Макар Иванович тоже сел с ним рядом.
Женщины сначала внимательно рассматривали Шмотякова, о чем-то шептались. Потом разом осмелели, заговорили.
— Смотрите, бабы, — сказала Устинья, указывая на Макара Ивановича. — Этот-то стал нас бояться!
— Что ему в нас! — в тон ей ответила Таисья Нефедова. — Ежели бы тут была Мурышиха, она бы его расшевелила.

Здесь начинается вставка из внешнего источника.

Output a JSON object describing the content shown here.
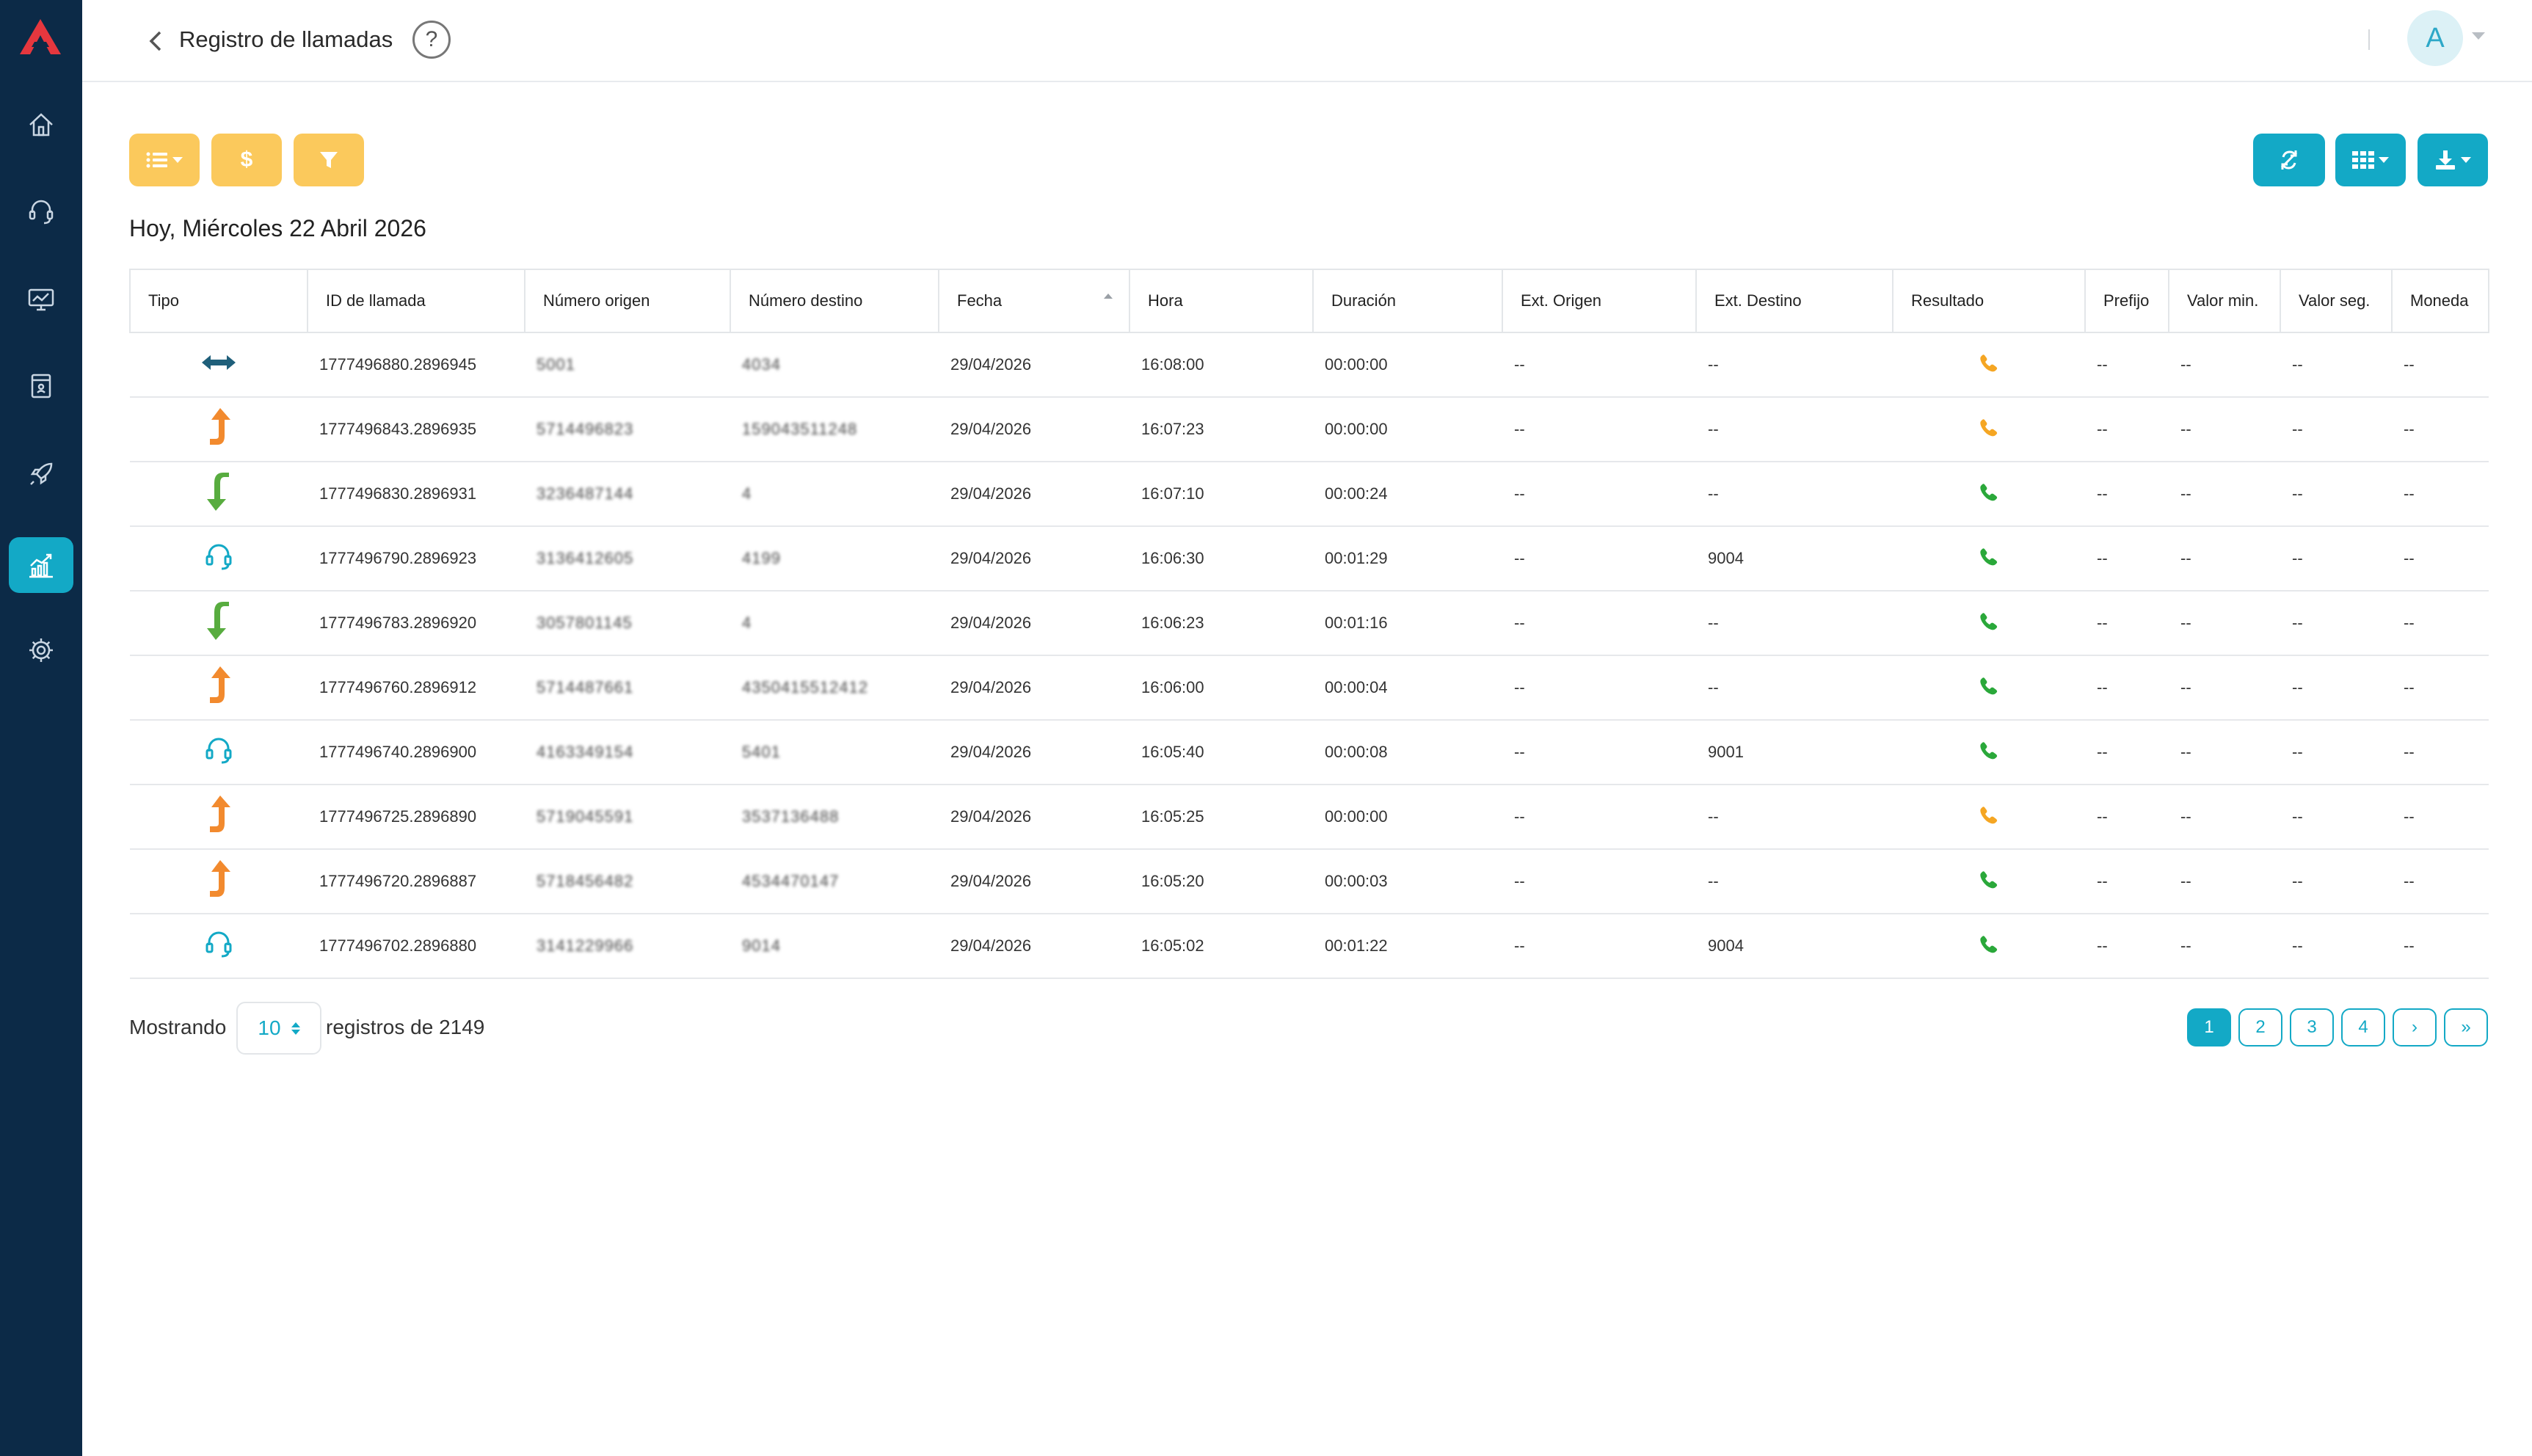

— С той заговоришь, — продолжала Устинья. — Вон как со своим-то деревенским дружком она обошлась. Уж теперь сам Татанчик рассказывает, не скрывает. «Дружились, дружились да, — говорит, — и решил идти на приступ. Александра ничего. «Пойдем к бане. Тут под горкой неловко…» Иду с ней к бане и думаю: «Ой, дурак, не смел приступить раньше, девка давно ждала». Вот они к бане подошли, Александра Татанчика в охапку захватила… да как толкнет! Татанчик под горушку лётом. Голову поднял и глядит: тут ли? «И к вам-то, — говорит, — она вышла, а я все боюсь. Как теперь мимо Гаврилина дома ехать, встану и давай лошадь нахлестывать. Ребятишки мне: «Дядюшка, чего лошадь-то хлещешь?» — «Ужо молчите, ребята, я знаю…»
Женщины смеялись.
— А как она Гришку водит, — продолжала Устинья. — Хоть бы, окаянная, на шутку пожалела.
— Кто это такая Мурышиха? — спросил Шмотяков у Макара Ивановича.
— Тут есть у нас одна. Баба-молния. Бедный парень по ней страдает.
— Охотник тоже?
— Да так, ружье имеет… Вы его видали — Гришка. Спит и видит ее. А у Александры — муж. Беда. Нехорошо. Прямо совсем ошалел. Как маленький…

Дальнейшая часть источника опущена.